Volume and homology of one-cusped hyperbolic 3-manifolds

TL;DR

This paper establishes lower bounds on the volume of one-cusped hyperbolic 3-manifolds under specific algebraic and topological conditions related to their homology and fundamental group structure.

Contribution

It provides new volume bounds for hyperbolic 3-manifolds based on homological and subgroup constraints, extending previous geometric-topological results.

Findings

Volume > 5.06 under certain homological conditions

Volume > 5.06 if no genus-2 incompressible surface in the core

Results connect algebraic properties to geometric volume

Abstract

Let M be a complete, finite-volume, orientable hyperbolic manifold having exactly one cusp.
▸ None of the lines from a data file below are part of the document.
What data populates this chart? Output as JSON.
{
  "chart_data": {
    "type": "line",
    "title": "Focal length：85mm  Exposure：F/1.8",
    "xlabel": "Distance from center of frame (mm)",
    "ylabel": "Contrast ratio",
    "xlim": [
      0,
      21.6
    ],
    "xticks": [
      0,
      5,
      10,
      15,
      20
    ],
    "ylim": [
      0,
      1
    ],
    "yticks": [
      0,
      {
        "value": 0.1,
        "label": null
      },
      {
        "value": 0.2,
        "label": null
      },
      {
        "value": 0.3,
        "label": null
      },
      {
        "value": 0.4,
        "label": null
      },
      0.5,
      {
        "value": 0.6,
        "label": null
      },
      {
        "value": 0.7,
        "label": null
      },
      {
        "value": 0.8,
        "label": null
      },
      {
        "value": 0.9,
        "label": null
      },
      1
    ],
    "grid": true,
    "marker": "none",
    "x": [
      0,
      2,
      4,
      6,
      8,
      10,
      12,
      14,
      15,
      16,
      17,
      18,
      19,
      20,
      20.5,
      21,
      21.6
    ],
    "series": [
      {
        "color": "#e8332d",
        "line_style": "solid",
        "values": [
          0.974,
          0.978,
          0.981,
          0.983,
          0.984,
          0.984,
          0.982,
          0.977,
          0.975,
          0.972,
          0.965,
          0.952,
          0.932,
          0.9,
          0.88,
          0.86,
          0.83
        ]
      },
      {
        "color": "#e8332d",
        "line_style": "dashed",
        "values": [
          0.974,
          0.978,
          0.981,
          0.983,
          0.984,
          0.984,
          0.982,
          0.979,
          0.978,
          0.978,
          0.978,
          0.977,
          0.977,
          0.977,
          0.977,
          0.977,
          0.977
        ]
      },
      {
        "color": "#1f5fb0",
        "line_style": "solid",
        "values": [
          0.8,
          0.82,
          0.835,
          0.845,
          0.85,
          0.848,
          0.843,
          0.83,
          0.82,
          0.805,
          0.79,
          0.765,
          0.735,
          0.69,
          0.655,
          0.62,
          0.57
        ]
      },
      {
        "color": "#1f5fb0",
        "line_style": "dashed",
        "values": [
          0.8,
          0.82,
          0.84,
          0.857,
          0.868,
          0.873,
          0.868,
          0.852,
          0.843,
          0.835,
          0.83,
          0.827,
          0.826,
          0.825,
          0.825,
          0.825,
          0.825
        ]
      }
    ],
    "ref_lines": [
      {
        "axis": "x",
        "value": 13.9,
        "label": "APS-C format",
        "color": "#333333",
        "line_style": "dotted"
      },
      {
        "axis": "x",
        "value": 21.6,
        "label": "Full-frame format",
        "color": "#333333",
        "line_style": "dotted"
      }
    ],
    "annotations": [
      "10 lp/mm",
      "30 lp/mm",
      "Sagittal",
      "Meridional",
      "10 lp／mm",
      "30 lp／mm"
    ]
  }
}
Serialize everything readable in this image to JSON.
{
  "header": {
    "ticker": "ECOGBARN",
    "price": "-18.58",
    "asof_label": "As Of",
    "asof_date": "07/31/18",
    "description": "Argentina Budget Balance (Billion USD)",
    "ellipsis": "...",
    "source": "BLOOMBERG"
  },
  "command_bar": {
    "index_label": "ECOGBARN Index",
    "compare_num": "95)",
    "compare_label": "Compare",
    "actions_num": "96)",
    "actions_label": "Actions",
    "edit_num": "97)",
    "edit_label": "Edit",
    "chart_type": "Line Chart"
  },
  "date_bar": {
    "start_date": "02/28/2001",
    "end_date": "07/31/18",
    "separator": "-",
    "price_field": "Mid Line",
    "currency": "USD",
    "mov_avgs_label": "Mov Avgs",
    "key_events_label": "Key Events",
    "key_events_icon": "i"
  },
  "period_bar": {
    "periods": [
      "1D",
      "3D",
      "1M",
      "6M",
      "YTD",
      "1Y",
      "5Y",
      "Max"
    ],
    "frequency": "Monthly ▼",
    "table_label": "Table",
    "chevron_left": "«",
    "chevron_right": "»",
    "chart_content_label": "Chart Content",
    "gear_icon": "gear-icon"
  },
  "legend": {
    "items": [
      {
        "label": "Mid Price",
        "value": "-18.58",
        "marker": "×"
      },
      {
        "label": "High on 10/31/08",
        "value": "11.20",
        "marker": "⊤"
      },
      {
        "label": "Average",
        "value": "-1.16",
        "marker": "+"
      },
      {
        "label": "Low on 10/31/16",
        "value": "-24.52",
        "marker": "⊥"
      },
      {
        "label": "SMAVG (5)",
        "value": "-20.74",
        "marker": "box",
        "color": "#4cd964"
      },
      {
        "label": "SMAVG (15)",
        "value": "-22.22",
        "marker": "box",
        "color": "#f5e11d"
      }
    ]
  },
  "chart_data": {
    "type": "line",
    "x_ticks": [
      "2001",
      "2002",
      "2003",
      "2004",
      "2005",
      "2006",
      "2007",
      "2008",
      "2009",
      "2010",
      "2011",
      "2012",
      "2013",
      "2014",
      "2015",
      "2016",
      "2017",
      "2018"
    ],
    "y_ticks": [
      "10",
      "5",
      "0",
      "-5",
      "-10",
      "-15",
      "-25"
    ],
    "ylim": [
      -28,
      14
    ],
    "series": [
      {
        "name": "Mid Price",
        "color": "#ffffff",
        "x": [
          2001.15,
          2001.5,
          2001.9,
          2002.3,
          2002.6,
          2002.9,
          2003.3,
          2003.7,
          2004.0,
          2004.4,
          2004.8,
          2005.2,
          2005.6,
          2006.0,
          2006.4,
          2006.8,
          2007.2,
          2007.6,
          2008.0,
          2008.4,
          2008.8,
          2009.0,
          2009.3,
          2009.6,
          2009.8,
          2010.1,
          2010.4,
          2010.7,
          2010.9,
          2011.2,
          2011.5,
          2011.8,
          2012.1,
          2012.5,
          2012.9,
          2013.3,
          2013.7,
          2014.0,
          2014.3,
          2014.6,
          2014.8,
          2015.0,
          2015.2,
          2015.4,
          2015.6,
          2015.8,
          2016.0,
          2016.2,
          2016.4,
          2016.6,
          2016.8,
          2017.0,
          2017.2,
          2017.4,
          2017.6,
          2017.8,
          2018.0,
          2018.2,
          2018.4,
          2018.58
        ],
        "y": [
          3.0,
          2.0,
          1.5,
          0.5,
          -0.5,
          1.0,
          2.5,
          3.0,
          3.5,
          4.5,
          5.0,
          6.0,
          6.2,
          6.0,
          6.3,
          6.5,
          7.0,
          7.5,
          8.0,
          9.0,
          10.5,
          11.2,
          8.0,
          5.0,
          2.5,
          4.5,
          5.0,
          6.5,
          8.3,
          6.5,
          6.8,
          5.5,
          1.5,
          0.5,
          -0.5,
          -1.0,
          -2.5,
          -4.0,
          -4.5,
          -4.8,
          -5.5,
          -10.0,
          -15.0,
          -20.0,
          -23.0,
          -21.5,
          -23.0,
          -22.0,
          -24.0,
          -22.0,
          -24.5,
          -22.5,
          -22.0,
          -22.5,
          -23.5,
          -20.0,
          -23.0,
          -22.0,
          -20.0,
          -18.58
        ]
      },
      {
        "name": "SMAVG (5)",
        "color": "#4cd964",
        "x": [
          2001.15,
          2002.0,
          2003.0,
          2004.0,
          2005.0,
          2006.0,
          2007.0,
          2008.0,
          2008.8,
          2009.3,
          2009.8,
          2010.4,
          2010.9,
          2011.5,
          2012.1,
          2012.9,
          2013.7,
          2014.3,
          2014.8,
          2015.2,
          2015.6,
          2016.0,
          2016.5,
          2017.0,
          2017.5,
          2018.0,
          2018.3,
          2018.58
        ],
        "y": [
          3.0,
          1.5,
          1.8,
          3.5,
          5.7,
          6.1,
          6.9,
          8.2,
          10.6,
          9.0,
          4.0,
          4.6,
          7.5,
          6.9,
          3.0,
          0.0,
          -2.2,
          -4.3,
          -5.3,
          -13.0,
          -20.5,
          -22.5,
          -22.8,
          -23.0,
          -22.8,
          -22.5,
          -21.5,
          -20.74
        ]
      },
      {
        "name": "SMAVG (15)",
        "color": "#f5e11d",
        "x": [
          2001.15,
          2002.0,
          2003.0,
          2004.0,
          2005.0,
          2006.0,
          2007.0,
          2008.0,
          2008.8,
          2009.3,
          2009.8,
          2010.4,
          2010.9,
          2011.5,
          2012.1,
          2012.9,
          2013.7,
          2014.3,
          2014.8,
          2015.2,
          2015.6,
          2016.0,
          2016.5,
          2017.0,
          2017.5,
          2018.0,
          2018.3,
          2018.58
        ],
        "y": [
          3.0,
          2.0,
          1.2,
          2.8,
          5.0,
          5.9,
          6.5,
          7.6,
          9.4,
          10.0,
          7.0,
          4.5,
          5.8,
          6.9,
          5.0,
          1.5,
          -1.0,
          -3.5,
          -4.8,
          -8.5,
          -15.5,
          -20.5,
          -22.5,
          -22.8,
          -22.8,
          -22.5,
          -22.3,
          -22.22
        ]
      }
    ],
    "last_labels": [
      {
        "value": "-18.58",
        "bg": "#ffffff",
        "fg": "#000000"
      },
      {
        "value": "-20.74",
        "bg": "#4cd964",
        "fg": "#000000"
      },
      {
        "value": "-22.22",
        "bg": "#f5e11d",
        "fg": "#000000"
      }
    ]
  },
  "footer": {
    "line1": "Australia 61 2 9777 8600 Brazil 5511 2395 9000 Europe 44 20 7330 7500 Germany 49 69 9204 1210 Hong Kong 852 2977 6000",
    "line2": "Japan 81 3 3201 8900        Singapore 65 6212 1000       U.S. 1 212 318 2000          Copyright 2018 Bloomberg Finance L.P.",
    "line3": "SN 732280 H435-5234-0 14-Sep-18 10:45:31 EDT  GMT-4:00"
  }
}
If we assume that pi_1(M) has no subgroup isomorphic to a genus-2 surface group, and that either (a) H_1(M;Z_p) has dimension at least 5 for some prime p, or (b) H_1(M;Z_2) has dimension at least 4, and the subspace of H^2(M;Z_2) spanned by the image of the cup product has dimension at most 1, then vol M > 5.06 If we assume that H_1(M;Z_2) has dimension at least 7, and that the compact core of M does not contain a genus-2 closed incompressible surface, then vol M > 5.06.